Su chascarrillo bastó para que sus contrincantes políticos y otros sectores de la sociedad se le fueran a la yugular sin ver que su propuesta tiene varios candados: primero tiene que ser una iniciativa del ejecutivo al legislativo y segundo, no aplica para los torvos sicarios del crimen organizado que cotidianamente cometen delitos de sangre y atentan contra la paz social en México. 

Ahora bien, sin sobresaltos y tapándose bajo el mismo paraguas, en Ciudad de México, el jefe de Gobierno José Ramón Amieva Gálvez, promulgó la Ley de Amnistía y ofreció una disculpa pública a aquellas personas que por fallos o errores fueron detenidas luego de participar en las manifestaciones y marchas que se realizaron de diciembre de 2012 a diciembre de 2015. Esa disculpa forma parte de la recomendación que en su momento emitió la Comisión de Derechos Humanos del Distrito Federal (CDHDF) sobre ese asunto.

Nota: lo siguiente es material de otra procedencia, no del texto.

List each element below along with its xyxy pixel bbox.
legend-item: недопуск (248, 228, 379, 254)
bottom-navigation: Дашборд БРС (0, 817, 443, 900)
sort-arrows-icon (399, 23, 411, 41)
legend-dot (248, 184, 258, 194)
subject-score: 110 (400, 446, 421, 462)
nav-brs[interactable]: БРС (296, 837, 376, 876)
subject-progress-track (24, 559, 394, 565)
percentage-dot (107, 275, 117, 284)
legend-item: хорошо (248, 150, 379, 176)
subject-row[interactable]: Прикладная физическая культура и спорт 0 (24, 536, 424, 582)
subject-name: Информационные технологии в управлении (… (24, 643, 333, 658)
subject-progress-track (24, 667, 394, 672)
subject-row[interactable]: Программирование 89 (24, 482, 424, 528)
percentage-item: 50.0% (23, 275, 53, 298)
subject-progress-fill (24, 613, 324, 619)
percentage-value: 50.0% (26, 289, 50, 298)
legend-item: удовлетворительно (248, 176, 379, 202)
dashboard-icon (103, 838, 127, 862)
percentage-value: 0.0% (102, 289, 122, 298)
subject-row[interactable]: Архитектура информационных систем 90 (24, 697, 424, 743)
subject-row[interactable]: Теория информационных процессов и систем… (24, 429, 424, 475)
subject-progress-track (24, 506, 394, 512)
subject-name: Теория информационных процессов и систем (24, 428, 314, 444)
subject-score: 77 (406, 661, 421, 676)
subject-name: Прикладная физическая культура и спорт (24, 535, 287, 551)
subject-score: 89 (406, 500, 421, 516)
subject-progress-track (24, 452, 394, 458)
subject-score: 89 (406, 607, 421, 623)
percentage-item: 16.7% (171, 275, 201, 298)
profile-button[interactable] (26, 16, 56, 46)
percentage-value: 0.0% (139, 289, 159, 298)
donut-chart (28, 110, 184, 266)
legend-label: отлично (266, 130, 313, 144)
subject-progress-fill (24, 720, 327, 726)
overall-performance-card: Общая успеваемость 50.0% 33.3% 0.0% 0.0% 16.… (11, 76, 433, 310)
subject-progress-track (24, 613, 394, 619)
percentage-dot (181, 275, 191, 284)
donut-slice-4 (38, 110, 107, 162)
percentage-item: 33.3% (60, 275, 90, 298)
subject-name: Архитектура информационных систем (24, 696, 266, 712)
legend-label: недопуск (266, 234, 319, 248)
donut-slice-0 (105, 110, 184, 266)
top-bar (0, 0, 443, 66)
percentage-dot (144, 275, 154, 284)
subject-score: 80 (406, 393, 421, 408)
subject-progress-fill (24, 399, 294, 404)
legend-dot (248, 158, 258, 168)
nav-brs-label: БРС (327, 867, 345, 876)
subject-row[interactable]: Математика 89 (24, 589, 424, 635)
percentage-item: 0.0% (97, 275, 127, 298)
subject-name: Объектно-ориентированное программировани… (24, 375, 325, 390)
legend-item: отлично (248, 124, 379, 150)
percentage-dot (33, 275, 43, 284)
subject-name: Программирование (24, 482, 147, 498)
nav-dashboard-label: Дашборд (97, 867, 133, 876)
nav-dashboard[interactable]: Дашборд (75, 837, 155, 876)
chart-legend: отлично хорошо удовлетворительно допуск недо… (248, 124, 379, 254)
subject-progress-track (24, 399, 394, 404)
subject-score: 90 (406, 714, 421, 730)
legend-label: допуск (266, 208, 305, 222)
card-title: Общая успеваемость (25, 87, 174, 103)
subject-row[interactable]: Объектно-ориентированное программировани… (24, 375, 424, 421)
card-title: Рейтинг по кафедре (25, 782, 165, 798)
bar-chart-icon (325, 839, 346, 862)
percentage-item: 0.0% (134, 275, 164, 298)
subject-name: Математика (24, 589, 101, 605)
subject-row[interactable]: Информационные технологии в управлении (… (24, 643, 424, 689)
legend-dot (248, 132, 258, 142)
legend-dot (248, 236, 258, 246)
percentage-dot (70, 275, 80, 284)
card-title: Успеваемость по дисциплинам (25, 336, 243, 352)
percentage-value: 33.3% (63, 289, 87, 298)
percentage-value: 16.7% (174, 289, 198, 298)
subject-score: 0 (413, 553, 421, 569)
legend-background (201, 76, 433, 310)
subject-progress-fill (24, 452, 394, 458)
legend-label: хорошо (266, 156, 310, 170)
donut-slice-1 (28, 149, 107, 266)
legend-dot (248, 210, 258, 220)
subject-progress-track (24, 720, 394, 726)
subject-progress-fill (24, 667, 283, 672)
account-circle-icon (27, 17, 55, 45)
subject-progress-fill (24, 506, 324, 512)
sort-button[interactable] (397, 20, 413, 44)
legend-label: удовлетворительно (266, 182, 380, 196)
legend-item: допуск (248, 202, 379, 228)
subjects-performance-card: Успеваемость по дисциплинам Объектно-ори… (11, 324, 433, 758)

Ante Nasheli Ramírez, titular de la defensoría de derechos, Amieva destacó que con este nuevo ordenamiento – entró en vigor como ley que extingue la atribución de ejecutar penas y medidas de seguridad contra quienes participaron en manifestaciones entre el primero de diciembre de 2012 y el primero de diciembre de 2015– se favorezca a cerca de 510 personas que hoy en día están acusadas por delitos como ataques a la paz pública, ultrajes a la autoridad, rebelión, motín y sabotaje, entre otros.

El mandatario capitalino expresó que las recomendaciones que emite la (CDHDF) son para entenderlas y atenderlas y no para regatear, discutir o atacar. El decreto no sólo extingue la pretensión punitiva, sino que reconoce –como autoridad– algo que se hizo mal y respeta un proceso legislativo, que es la voluntad popular.

Luego, con la demagogia que caracteriza a todo político mexicano, el mandatario local detalló que la libertad de manifestación es para ejercerse y respetarse; convocó a que reconstituyamos, reforcemos, regeneremos ese tejido social que nos permite escucharnos como sociedad, comunidad, colectividad en la Ciudad de México y afirmó engañosamente que a la par del perdón que se otorgará a personas hoy presas, se les resarcirá los daños que se reclamen.

Sólo me quedan dos cuestionamientos: primero, a ver cómo le hacen y segundo con que lo van a pagar, si ni siquiera han podido resarcir los daños a los damnificados del sismo y la reconstrucción de sus inmuebles está en él aire. No más engaños Amieva.